The official general rules are that each point of damage can only be "treated" once, and you can only have more First Aid when you take more damage. The Inquisitor's Handbook has additional rules (which require much more bookkeeping), which allow each damage type to be treated once (so Rending, Energy, Impact etc). It requires more work, and can get harsher as it gives differing penalties depending on the damage type (Impact actually gets a bonus to Medicae, Energy is +0, and Rending and Explosive have penalties to healing). It also strikes me as being even odder than the current rules.

You could of course track each seperate hit's damage and then allow treatment of each one, but that isn't in the rules.

Here are a few houserules that makes it possible to play a long dungeonbashing adventure where people get successively worse for wear, without having to resort to killing people off in a single fight to make it exciting.

After a fight each character can benefit from only one (not neccessarily successful) healing attempt, regardless of the number of sources that delt damage.
Each nights rest, a character recieves one wound from natural healing and may benefit from one (not neccessarily successful) healing attempt. (This only works if there is a good reason for the party to move on quickly)
A healing attempt is made by medicae, it heals the users int-bonus _without_ benefitting from unnatural intelligence, and an extra +1 point for each rate of success.

Apart from this, you can benefit from the Healer psychic power as often as you like (we don't use Seal Wounds, regenerate is available for use on the biomancer herself). On a success, you will heal the casters WP-bonus _without_ benefitting from unnatural WP, and an extra +1 point for each overbleed.
Each time you are healed by the psychic power, your body gets a little more tainted by the powers of chaos. To indicate this you accumulate a "tainted" score. After a successful heal you gain one corruption point for each point of "tainted" you already have, and then you increase your "tainted" by one. This means that you can benefit from Healer once wihtout bad side-effects. The second time you benefit from Healer, you will gain one corruption point. The fifth time you benefit from Healer you will gain four corruption points (for a total of 10 corruption recieved so far). And so forth... So, extensive warphealing will cause mutations and a fall to the lure of chaos. Rember that the Emperor loves a martyr and wants you to bleed for him! This "tainted"-score is reset to zero during extended downtime between chapters.

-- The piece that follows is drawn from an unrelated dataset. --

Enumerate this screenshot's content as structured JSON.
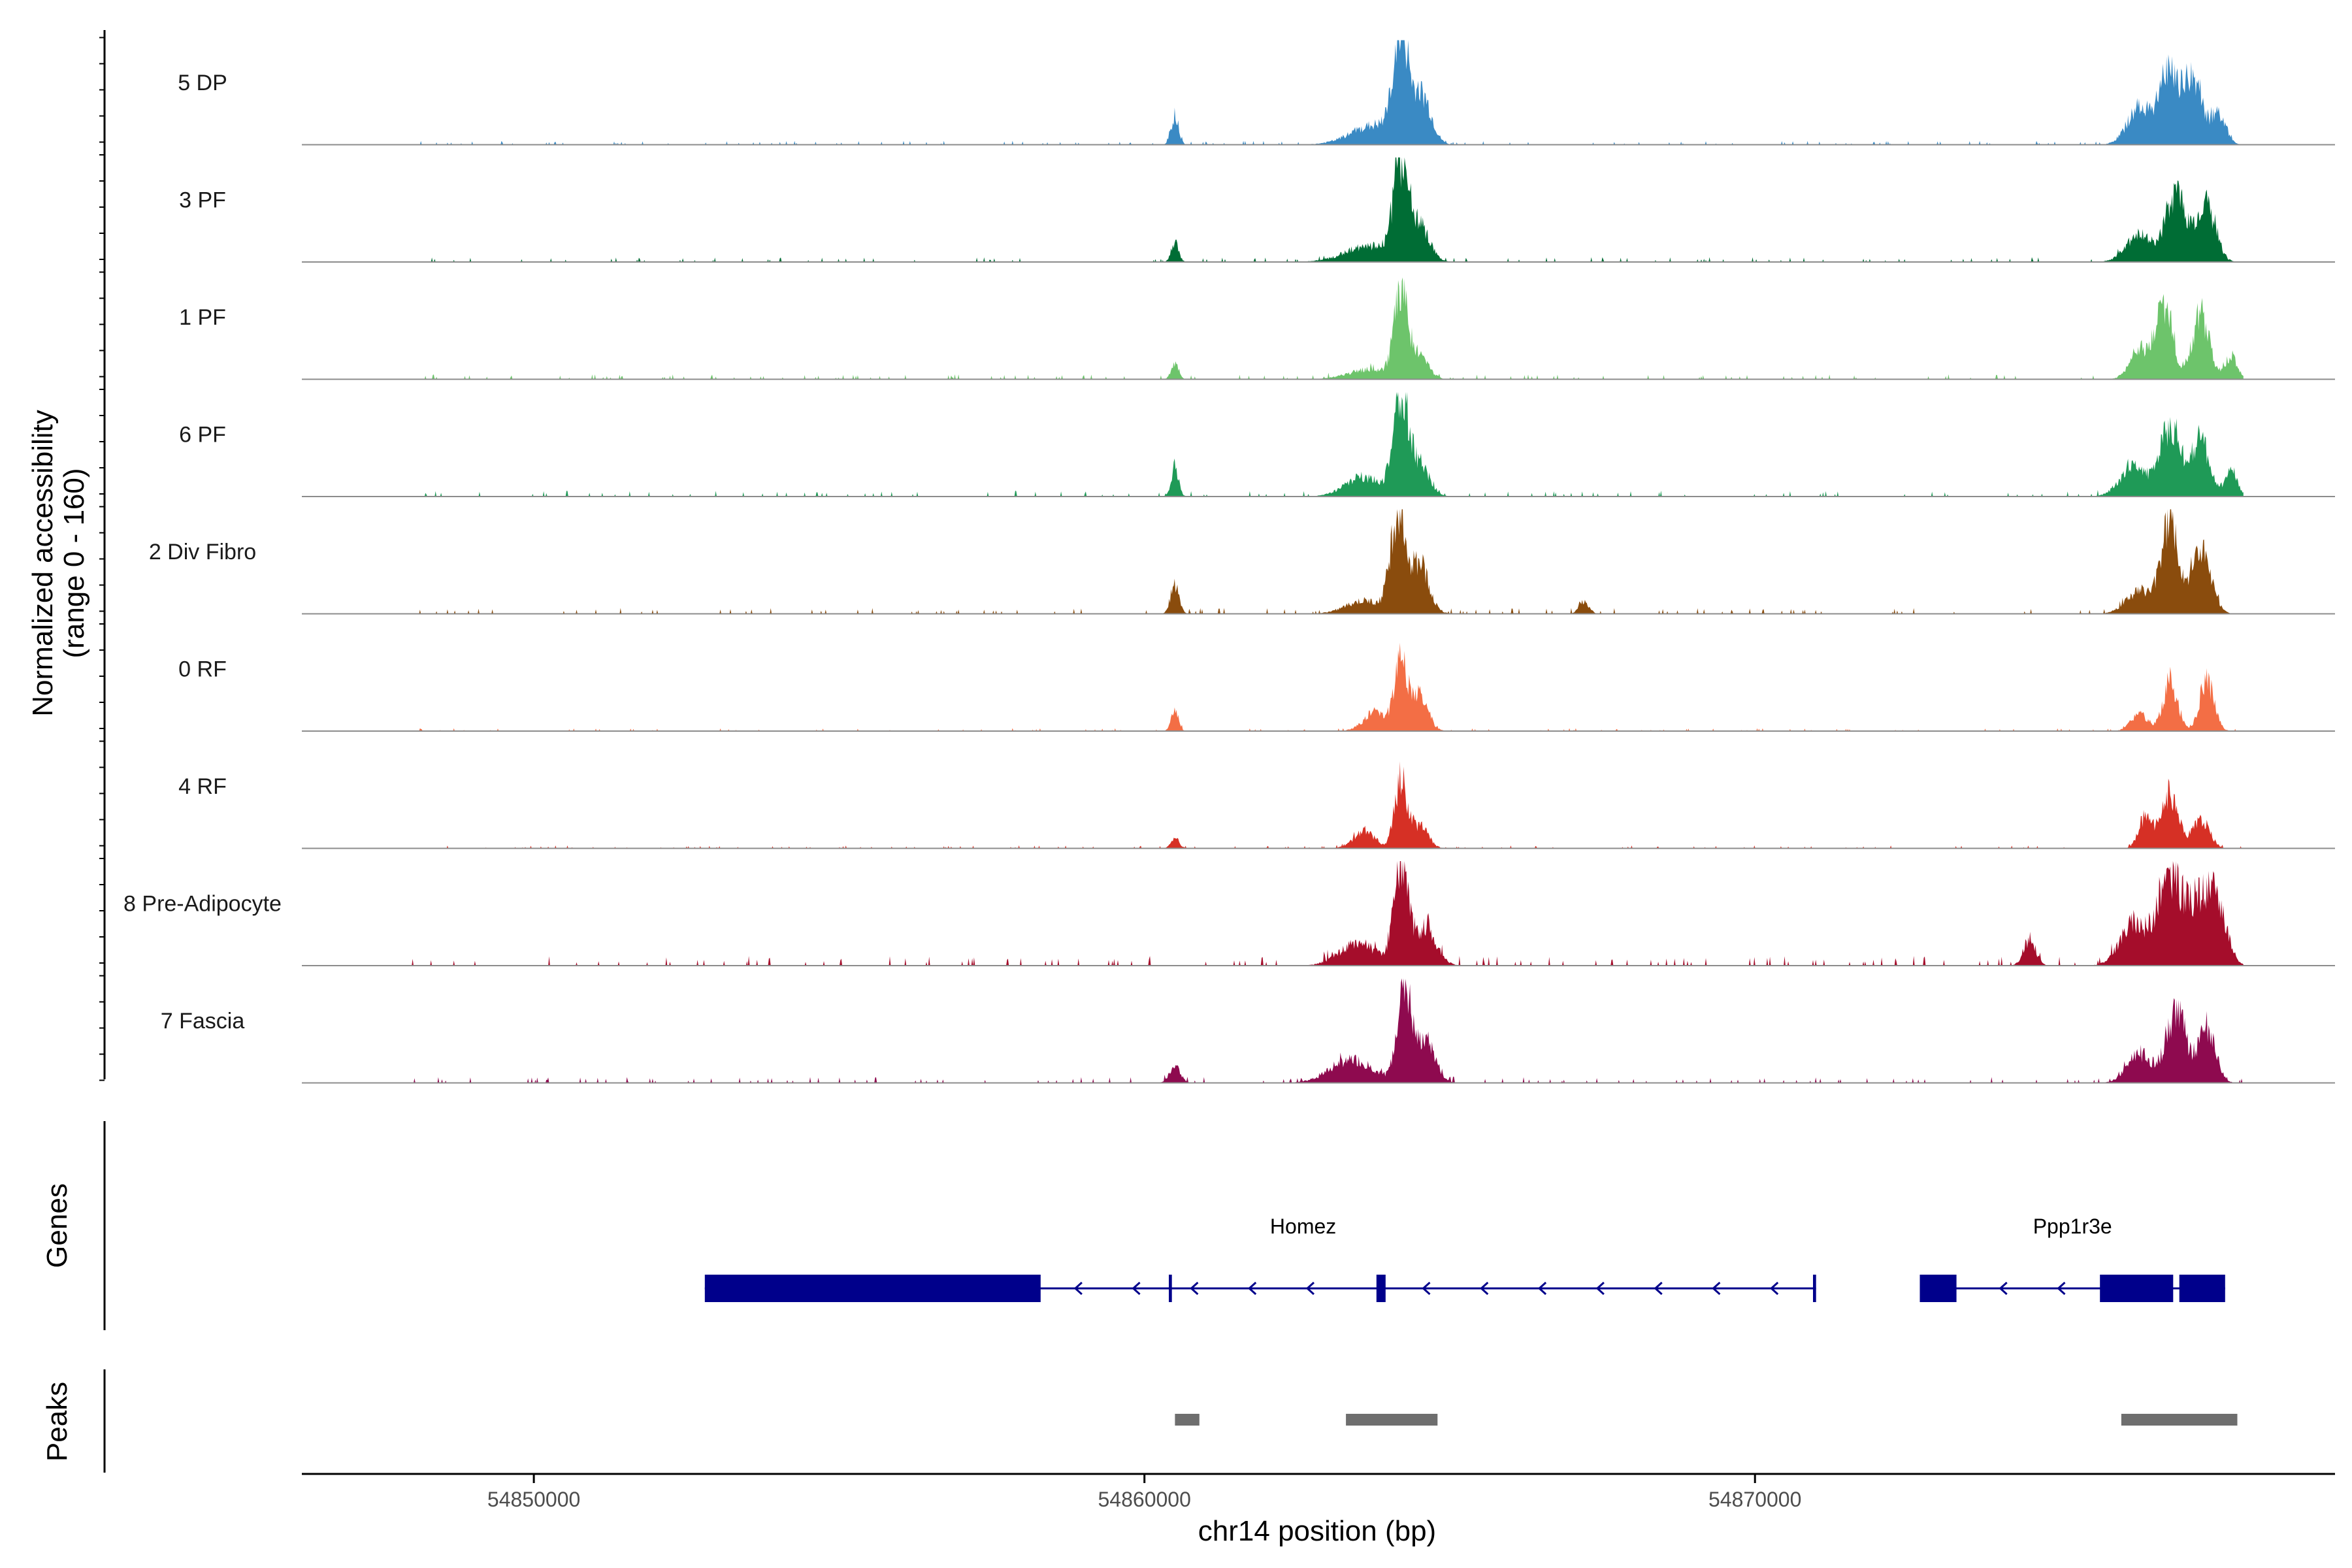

You can also, of course, heal by spending fatepoints. If you do, you recieve your toughnessbonus in wounds. A maximum of one fatepoint may be spent per combat round, no matter what it is spent for. If a combat drags on over several sessions worth of play, no fatepoints are restored until the combat is over.

If you are on a -2 critical and recieve 5 points of healing you will end up on +3 wounds. If you are on much worse critical damage, any successful healing will _at_least_ reset you to 0 wounds and fix any damage that is less than a lost limb (or similar nastiness...). If you have lost a limb you will be stabilized but not regain the use of your limb through anything less than replacements.

Burning a fatepoint will let you restore a lost limb (it wasn't as bad as it looked...)

I think that's all the houserules we needed to keep Dead Stars interesting :-)

Oh, comments and suggestions are of course welcome.